By the end of spring 2011, the high court is expected to examine whether female employees of the world's largest retail company can pursue workplace discrimination claims, which were first filed in 2001 by seven employees who argued that women were paid and promoted less than men in comparable positions.

The case is likely to be one of the most closely watched of the court's next docket, with potential legal claims reaching into the billions of dollars.

The nine-member court will not rule on whether the discount chain engaged in discrimination at any of its 3,400 retail US stores, only on whether the lawsuit, which has churned through the courts for years, can proceed.

Wal-Mart, the largest employer in the United States, was seeking to block a 2007 federal appeals court ruling that gave the green light for the gender bias case.

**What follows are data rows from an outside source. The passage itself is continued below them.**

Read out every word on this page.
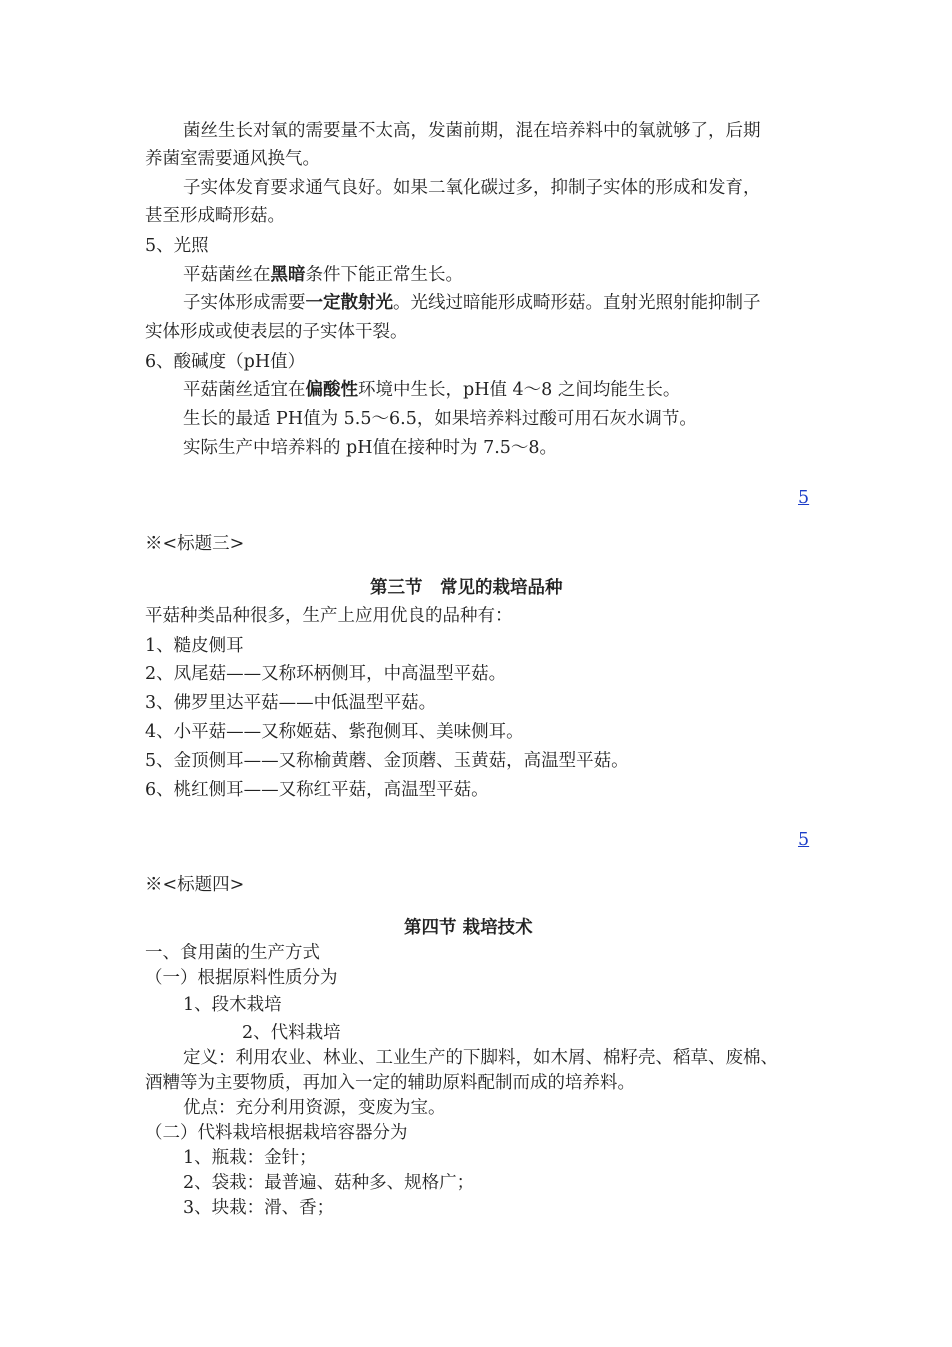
菌丝生长对氧的需要量不太高，发菌前期，混在培养料中的氧就够了，后期
养菌室需要通风换气。
子实体发育要求通气良好。如果二氧化碳过多，抑制子实体的形成和发育，
甚至形成畸形菇。
5、光照
平菇菌丝在黑暗条件下能正常生长。
子实体形成需要一定散射光。光线过暗能形成畸形菇。直射光照射能抑制子
实体形成或使表层的子实体干裂。
6、酸碱度（pH值）
平菇菌丝适宜在偏酸性环境中生长，pH值 4～8 之间均能生长。
生长的最适 PH值为 5.5～6.5，如果培养料过酸可用石灰水调节。
实际生产中培养料的 pH值在接种时为 7.5～8。
5
※<标题三>
第三节　常见的栽培品种
平菇种类品种很多，生产上应用优良的品种有：
1、糙皮侧耳
2、凤尾菇——又称环柄侧耳，中高温型平菇。
3、佛罗里达平菇——中低温型平菇。
4、小平菇——又称姬菇、紫孢侧耳、美味侧耳。
5、金顶侧耳——又称榆黄蘑、金顶蘑、玉黄菇，高温型平菇。
6、桃红侧耳——又称红平菇，高温型平菇。
5
※<标题四>
第四节 栽培技术
一、食用菌的生产方式
（一）根据原料性质分为
1、段木栽培
2、代料栽培
定义：利用农业、林业、工业生产的下脚料，如木屑、棉籽壳、稻草、废棉、
酒糟等为主要物质，再加入一定的辅助原料配制而成的培养料。
优点：充分利用资源，变废为宝。
（二）代料栽培根据栽培容器分为
1、瓶栽：金针；
2、袋栽：最普遍、菇种多、规格广；
3、块栽：滑、香；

In a split 2-1 ruling, that court in San Francisco upheld the bid to confer class-action status to the suit, stressing that "although the size of this class action is large, mere size does not render a case unmanageable."

The status would enable many more plaintiffs to join the lawsuit, and to be eligible to receive a share of any compensation that results.

The court's decision was narrowly upheld, 6-5, in April by the court of appeals in San Francisco.

In seeking to block the case, Wal-Mart warned in August of the enormity of the class action, describing it as "larger than the active-duty personnel in the Army, Navy, Air Force, Marines, and Coast Guard combined."

It said the case would be "the largest employment class action in history, by several orders of magnitude," and that it could one day involve "billions of dollars."

According to court documents from 2007, Wal-Mart employs more than 1.2 million employees in the United States. Two-thirds of them are women, but women account for only one-third of its managerial ranks.

Wal-Mart, however, has maintained that because promotions are largely made on a store-by-store basis, discrimination was not systemic.

"Wal-Mart has strong equal employment opportunity policies, and fosters female leadership both among its associates and in the larger business world," Susan Chambers, Wal-Mart's human resources chief, said at the time.

However the plaintiff's brief Monday challenged that the "disparate outcomes for men and women were highly statistically significant such that they were extremely unlikely to result from chance."

As the nation's largest employer, the brief added, Wal-Mart "manages its operations and employment practices in a highly uniform and centralised manner."

David Sanford, the lawyer in a similar discrimination case this year between pharmaceutical company Novartis and 5,600 employees -- which ended with a $175-million in compensation and damages -- told AFP it was a "high burden to show" the women were paid less than men in comparable situations.

But, he added, if true "that the policies are such and are implemented in such a way as to disfavor women, then a court and a jury should be able to hear evidence," and shouldn't be barred from doing so due to the size of the suit.

With overall trade slightly negative Monday in New York, Wal-Mart shares were down only marginally by the end of the trading day.